Host: The Japanese Society of Toxicology
Name : The 51st Annual Meeting of the Japanese Society of Toxicology
Date : July 03, 2024 - July 05, 2024
Background and purpose
The ICH-E14/S7B Q&As recommend individual correction for QT prolongation assessments in in vivo safety pharmacology studies. The template matching method is used in QT analysis, but the template waveforms are selected manually, and this can be time consuming when there are large variations and changes in electrocardiogram (ECG) waveforms. We developed a new QT analysis method using ECG templates generated automatically by artificial intelligence (AI) and performed continuous 24-hour QT analysis after moxifloxacin dosing in cynomolgus monkeys.
Methods
Moxifloxacin (100 mg/kg) was administered orally to 4 male telemetered cynomolgus monkeys.

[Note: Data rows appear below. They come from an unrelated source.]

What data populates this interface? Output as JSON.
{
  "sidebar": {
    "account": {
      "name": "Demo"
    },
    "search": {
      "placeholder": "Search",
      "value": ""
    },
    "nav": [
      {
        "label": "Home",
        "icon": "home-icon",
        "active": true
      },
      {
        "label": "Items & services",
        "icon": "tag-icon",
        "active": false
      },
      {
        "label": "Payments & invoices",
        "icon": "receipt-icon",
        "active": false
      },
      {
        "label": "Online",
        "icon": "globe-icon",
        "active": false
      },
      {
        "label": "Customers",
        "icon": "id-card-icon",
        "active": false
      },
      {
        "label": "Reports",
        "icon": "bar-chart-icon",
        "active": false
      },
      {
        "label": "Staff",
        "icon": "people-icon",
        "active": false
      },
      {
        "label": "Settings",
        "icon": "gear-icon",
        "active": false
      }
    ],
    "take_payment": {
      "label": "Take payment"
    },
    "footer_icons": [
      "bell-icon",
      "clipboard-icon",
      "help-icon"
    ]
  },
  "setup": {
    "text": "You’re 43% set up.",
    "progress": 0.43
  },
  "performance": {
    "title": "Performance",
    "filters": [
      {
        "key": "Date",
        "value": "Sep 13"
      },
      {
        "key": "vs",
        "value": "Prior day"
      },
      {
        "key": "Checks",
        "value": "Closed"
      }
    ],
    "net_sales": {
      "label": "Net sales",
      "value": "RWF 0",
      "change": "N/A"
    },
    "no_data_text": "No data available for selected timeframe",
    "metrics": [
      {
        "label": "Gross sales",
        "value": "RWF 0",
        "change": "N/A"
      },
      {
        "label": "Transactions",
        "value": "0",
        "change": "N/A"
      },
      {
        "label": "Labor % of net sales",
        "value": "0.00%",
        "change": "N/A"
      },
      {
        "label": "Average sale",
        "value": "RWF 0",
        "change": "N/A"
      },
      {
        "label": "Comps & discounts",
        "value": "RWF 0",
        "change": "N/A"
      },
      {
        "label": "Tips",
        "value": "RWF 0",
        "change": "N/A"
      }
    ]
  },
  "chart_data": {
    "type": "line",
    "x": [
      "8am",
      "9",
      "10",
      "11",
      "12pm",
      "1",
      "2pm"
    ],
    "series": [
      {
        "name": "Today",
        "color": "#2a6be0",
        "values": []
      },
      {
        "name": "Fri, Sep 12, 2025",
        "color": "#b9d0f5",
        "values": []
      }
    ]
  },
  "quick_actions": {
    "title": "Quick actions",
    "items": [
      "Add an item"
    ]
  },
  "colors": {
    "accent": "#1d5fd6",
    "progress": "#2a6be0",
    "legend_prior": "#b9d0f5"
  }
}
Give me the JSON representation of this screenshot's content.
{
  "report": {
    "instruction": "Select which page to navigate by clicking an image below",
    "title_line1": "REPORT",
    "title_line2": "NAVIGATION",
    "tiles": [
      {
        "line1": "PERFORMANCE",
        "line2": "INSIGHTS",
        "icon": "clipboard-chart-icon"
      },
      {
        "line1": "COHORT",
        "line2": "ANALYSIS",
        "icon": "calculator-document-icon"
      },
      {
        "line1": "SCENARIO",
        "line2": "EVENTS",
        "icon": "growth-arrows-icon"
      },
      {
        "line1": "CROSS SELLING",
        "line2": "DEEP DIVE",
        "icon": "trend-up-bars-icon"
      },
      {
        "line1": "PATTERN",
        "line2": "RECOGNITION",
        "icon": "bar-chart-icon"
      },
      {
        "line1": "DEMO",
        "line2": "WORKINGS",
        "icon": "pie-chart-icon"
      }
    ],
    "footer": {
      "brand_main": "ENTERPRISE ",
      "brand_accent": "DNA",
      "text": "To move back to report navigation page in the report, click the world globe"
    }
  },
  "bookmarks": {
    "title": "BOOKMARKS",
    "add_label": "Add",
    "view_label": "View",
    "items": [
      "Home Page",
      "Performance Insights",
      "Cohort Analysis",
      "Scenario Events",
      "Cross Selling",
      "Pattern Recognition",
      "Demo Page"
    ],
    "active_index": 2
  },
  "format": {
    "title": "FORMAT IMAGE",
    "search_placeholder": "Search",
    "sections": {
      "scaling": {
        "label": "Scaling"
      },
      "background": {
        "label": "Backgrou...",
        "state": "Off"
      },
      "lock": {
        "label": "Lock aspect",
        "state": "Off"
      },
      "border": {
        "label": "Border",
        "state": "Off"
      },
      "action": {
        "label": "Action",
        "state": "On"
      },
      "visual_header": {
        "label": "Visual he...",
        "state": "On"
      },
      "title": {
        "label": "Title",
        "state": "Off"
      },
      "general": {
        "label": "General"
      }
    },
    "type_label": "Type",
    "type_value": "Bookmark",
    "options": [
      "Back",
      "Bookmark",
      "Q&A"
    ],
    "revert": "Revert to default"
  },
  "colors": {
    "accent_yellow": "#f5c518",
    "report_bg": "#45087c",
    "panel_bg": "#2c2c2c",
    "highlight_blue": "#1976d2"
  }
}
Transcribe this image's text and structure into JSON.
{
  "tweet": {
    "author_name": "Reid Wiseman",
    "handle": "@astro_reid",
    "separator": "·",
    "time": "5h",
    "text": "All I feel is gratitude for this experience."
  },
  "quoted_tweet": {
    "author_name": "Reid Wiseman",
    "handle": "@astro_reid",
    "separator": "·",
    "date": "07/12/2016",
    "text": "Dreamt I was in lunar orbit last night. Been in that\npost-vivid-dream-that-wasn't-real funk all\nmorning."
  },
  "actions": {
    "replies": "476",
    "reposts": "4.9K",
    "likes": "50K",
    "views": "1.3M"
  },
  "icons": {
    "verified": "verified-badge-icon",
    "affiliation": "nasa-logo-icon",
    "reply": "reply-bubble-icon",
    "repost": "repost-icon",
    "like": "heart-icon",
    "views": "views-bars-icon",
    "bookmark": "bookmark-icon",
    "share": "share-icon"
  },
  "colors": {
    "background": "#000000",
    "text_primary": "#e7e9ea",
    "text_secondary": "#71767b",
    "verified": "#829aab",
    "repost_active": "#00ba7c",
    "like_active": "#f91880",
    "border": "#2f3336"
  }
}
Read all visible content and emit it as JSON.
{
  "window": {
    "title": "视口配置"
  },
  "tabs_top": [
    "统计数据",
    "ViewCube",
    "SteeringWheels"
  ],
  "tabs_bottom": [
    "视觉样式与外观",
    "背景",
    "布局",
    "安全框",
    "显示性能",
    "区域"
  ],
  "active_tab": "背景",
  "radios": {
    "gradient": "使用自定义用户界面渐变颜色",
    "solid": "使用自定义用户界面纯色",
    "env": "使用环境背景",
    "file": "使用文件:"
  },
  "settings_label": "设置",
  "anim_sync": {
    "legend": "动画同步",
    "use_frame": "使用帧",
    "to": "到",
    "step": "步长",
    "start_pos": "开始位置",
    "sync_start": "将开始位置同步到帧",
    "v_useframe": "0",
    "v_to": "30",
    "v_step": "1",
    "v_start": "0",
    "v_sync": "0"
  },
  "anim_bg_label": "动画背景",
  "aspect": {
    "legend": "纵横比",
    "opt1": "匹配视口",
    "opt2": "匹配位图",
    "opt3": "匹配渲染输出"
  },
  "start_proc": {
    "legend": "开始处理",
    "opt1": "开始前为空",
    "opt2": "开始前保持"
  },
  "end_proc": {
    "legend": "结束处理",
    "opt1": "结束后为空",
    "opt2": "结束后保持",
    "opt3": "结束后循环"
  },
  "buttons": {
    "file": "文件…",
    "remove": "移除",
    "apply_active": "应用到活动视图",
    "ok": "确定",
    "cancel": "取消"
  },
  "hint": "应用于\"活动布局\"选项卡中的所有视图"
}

ECGs were recorded continuously from 2 hours before dosing until 24 hours after dosing, and QT intervals were analyzed using the new method, which involved algorithmic exclusion of waveforms with noise or arrhythmias and automatic generation of 12 templates by AI for QT analysis. The results obtained using the new method were compared with those obtained using the conventional method. We assessed practicality of our algorithm by measuring the time required by a technologist to perform QT analysis.
Results and Conclusion
The results by the newly developed method were equivalent to the results by manual analysis. In addition, the time required by technologist was within 30 minutes per case. As a result, this QT analysis method using AI-generated ECG templates suggest a potential for significantly reducing manual labor in this study.